High Level Implementation

In this scenario we chose to create a distributed, sharded KV store with node ranges based on consistent hashing, and replication done via RAFT

  • Each "node" in the system is actually a RAFT cluster with one leader and multiple replicas
  • The nodes are considered fault tolerant, replicated, and consistent
  • The cluster itself can autoscale by placing new nodes in the ring and shuffling to split, or by deleting nodes and shuffling to merge

Code for this is easiest to just view my crappy RAFT Repo instead of me trying to recreate it heres

Isolation Levels

Before going into other areas, the isolation levels and read/write levels will come back continually throughout the discussion, especially for distributed systems

We know there is always an Availability and Consistency Tradeoff for Partitioned scalable systems, and Databases are one key area where it continually comes up.

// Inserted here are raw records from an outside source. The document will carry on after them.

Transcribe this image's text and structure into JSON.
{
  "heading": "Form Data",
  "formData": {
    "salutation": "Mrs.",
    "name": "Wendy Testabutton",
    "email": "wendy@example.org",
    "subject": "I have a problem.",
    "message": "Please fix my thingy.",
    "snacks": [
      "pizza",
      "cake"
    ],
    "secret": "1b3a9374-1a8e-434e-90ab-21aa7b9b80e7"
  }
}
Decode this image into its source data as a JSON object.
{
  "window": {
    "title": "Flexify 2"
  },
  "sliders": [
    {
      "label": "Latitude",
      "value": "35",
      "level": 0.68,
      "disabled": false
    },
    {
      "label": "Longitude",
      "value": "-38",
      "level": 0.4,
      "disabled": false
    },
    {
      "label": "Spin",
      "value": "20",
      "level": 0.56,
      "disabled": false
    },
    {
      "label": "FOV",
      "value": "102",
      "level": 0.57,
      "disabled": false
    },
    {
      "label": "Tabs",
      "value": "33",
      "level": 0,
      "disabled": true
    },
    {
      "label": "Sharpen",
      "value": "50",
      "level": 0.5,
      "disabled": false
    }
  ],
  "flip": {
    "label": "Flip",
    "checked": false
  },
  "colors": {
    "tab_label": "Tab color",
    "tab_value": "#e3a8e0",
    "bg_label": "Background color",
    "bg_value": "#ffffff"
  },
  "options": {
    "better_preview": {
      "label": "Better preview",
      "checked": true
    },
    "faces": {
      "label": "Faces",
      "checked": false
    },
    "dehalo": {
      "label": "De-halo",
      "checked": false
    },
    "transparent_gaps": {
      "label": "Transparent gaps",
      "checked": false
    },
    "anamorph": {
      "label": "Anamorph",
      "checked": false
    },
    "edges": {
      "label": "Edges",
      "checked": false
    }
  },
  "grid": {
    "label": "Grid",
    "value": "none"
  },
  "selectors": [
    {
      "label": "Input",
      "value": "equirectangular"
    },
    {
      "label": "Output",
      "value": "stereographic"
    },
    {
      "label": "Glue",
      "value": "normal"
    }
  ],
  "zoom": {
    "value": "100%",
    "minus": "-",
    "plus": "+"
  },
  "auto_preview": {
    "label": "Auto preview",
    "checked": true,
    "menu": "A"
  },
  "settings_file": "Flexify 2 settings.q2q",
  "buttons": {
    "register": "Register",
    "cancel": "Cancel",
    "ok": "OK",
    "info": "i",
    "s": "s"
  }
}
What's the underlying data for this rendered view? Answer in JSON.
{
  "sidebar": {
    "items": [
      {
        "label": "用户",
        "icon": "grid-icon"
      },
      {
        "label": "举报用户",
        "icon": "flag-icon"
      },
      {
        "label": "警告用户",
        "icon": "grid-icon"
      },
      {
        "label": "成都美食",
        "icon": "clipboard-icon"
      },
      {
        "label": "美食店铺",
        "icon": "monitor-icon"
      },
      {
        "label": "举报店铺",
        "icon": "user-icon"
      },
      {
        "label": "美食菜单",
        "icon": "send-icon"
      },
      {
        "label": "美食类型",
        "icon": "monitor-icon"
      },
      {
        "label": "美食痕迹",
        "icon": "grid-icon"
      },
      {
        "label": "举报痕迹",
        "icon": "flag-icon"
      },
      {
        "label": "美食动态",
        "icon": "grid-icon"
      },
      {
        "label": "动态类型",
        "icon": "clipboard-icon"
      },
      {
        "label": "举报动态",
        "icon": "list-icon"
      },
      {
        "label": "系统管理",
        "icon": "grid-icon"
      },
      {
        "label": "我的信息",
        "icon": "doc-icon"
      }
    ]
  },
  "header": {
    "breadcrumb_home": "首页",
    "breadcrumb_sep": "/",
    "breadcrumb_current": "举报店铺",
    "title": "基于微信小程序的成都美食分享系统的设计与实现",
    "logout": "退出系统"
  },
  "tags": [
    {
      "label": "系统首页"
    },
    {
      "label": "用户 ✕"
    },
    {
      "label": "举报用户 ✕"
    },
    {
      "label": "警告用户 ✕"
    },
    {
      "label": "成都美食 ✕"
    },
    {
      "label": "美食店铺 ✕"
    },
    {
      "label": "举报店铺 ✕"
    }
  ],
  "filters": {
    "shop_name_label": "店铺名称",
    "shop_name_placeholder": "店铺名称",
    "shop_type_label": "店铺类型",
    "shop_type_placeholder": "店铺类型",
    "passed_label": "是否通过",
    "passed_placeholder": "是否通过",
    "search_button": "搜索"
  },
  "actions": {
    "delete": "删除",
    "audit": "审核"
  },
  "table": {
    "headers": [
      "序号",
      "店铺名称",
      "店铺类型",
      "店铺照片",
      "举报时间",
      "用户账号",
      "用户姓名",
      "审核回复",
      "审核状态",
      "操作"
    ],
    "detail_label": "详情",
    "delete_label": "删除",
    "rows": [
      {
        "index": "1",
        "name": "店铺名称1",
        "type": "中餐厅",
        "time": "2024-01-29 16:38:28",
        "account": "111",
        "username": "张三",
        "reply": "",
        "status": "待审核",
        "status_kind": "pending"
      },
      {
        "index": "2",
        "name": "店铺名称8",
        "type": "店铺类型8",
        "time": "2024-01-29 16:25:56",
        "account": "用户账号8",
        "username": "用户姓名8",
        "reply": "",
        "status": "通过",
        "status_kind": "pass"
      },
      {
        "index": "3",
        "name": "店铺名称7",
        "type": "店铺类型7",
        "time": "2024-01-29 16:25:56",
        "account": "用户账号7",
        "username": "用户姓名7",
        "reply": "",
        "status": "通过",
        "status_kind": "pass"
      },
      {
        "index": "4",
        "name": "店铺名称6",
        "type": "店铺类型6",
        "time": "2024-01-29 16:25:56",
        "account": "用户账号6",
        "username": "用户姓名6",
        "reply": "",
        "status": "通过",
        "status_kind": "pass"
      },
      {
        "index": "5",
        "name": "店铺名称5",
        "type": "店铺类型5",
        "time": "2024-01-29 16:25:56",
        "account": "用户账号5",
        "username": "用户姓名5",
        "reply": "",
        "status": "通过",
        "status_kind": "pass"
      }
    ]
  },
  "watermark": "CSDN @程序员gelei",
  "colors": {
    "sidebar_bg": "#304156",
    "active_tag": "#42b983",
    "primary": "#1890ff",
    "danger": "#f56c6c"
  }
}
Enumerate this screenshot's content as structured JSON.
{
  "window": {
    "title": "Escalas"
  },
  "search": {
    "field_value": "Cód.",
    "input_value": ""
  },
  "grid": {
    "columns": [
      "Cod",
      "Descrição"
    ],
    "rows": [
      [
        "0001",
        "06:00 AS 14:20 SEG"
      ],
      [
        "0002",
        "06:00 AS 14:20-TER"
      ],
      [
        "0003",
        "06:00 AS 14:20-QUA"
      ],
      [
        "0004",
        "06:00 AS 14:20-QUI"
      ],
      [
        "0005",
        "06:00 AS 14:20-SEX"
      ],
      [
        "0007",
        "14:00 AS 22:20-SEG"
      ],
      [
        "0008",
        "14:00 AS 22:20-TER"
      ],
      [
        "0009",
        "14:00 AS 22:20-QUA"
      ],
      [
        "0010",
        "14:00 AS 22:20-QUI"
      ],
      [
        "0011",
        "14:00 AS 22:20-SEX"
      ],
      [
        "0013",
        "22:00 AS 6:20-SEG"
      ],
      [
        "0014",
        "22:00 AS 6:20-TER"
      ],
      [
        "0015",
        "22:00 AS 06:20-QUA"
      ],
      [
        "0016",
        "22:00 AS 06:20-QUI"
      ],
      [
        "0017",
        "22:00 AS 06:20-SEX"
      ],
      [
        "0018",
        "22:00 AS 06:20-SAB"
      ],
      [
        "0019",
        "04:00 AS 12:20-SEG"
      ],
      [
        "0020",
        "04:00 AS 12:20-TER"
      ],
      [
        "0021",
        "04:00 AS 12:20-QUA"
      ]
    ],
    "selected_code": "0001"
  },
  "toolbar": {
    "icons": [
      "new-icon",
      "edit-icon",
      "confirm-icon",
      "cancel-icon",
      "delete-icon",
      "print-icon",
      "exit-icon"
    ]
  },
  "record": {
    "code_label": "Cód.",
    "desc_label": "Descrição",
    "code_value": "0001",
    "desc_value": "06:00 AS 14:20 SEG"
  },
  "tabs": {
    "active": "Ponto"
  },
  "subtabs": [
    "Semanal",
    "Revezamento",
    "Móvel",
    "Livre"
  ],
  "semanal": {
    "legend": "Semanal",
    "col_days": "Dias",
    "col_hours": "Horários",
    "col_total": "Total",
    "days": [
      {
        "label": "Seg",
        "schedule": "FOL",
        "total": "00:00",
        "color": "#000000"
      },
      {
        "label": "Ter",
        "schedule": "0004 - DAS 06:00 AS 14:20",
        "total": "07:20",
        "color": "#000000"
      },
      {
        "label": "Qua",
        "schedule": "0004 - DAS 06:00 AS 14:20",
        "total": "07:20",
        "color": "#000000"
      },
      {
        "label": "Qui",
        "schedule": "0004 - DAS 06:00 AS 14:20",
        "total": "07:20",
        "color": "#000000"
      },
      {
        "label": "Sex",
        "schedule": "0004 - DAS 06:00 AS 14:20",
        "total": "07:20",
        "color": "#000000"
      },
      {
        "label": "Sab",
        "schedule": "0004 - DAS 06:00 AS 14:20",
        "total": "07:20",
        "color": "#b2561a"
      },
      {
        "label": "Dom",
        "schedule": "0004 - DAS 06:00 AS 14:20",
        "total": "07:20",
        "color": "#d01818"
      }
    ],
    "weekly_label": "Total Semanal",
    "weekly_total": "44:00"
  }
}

If I write a value somewhere, how do I ensure other groups reading that value see the same value...

We've already gone through Isolation Levels extensively

How things got here

Old days:

  • Single instance of DB can handle traffic
  • Backups for durability
  • Single other database for fault tolerance
  • Clients interact with same physical data in database...life is easy!

Data grew:

  • Especially for social networks
  • To increase read throughput they copied data

Situation

Where things are

Most database clusters today are actually clusters of clusters!

Sharding our database into multiple nodes, where each node handles a shard, allows us to split up our data so that it's not sitting on one single machine

Replication of those nodes helps us to scale reads on those nodes, and also to provide fault tolerance

How A Current KV Cluster Looks

Scaling

If our database grows too large and is crashing we have 2 options - Horizontal or Vertical Scaling

Vertical scaling equates to "make the compute larger" which reaches limitations very quickly, but for some teams and products this is completely fine and then we can ignore all of the issues that come up with distributed systems!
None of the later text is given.